Es mucho más sencillo leer diatribas “ingeniosas” de 280 caracteres, que hoy pueden aspirar a ser tan inmensas como La guerra y la paz a partir de la modalidad llamada threads (¿qué no era la idea de Twitter simplificarlo todo y conseguir un orgasmo “satisfactorio” en menos de 60 segundos?), que aventurarse a profundidad en el conocimiento accidentado, doloroso y enrevesado de las situaciones más simples o complejas.

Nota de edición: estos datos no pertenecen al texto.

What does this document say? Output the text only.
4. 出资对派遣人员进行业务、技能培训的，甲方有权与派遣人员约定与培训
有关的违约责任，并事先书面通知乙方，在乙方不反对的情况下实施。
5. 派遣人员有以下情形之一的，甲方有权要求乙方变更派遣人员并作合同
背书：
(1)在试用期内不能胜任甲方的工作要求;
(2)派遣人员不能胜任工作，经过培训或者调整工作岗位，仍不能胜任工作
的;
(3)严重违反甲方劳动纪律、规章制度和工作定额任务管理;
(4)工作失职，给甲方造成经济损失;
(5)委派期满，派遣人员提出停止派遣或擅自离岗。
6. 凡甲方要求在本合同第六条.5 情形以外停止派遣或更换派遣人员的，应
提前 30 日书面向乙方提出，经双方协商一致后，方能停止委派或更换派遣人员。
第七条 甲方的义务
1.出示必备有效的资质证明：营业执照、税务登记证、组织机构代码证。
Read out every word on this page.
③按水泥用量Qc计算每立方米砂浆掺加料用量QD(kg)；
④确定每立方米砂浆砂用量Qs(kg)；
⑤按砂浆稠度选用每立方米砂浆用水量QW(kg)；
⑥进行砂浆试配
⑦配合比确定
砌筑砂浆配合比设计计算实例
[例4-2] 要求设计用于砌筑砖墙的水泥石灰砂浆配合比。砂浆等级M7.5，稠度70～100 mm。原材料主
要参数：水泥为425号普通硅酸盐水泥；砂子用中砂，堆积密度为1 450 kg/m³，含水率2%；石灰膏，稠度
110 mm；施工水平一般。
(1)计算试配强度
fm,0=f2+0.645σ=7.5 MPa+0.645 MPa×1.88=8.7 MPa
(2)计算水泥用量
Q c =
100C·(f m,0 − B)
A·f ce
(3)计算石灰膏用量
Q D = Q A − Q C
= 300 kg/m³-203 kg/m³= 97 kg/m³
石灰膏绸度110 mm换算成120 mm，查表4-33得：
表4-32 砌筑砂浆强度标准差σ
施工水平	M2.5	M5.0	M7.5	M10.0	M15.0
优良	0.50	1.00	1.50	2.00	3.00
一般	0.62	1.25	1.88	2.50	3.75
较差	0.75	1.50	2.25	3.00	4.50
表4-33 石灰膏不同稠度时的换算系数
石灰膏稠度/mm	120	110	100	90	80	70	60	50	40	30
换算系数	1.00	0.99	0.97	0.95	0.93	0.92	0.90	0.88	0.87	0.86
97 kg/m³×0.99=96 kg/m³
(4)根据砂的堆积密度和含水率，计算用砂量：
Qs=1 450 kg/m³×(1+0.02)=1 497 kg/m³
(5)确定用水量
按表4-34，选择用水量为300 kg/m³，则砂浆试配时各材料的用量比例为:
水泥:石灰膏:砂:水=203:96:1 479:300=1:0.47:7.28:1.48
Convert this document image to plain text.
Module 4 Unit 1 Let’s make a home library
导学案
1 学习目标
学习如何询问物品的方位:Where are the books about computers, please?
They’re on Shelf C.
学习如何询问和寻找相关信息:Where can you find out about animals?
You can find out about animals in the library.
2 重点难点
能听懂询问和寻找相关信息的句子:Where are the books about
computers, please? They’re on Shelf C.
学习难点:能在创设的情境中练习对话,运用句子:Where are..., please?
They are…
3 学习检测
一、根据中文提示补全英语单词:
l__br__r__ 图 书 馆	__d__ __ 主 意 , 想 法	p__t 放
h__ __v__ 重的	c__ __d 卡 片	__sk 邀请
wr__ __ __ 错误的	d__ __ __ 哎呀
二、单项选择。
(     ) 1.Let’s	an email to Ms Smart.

En tales circunstancias el periodismo ha devenido en una suerte de Frankenstein que más que estar compuesto de diferentes partes de diversos cuerpos, ha ido perdiendo una a una sus extremidades. Un meme, una foto alterada, un chiste –con gracia o sin ella–, se han convertido en la narrativa de un tiempo que si bien tecnológicamente luce insuperable, en el fondo y en las formas ha devuelto a la especie humana a los tiempos de los cavernas.
En armonía con los tiempos que discurren, y con el objetivo de la supervivencia, los medios de comunicación apuestan a un video que exhibe una pelea de borrachos en un bar, cuando no a una masacre grabada ex profeso por el crimen organizado para que sea difundida con los modos de la propaganda, con tal de conseguir los likes y los retweets que les garanticen una semana más de vida.
Hace algunos años, un periodista mexicano describió a Twitter como un callejón pútrido, maloliente y peligroso, en el que se hacía necesario llevar una navaja para defenderse. Lo curioso es que, cuando lo hizo, Twitter era más una sucursal de Disneyworld que ese escenario lúgubre que describió.
Tempi cambi.
Hubo un tiempo en el que si querías comunicar algo importante, convocabas a una conferencia de prensa o emitías un mensaje en televisión e interrumpías la programación habitual de todas las cadenas. Si al hacerlo te equivocabas, tenías la opción de culpar a alguien: al camarógrafo, al redactor, al medio de comunicación que no entendió lo que dijiste o, incluso, a Dios.
Hoy ya no es así: coges tu teléfono, abres la aplicación de Twitter y escribes lo que quieres, sin intermediarios. Luego oprimes “publicar”.
Parece increíble. No lo es.
Tus ideas idiotas, sin filtro ni censura, pueden hacer colapsar al Mundo.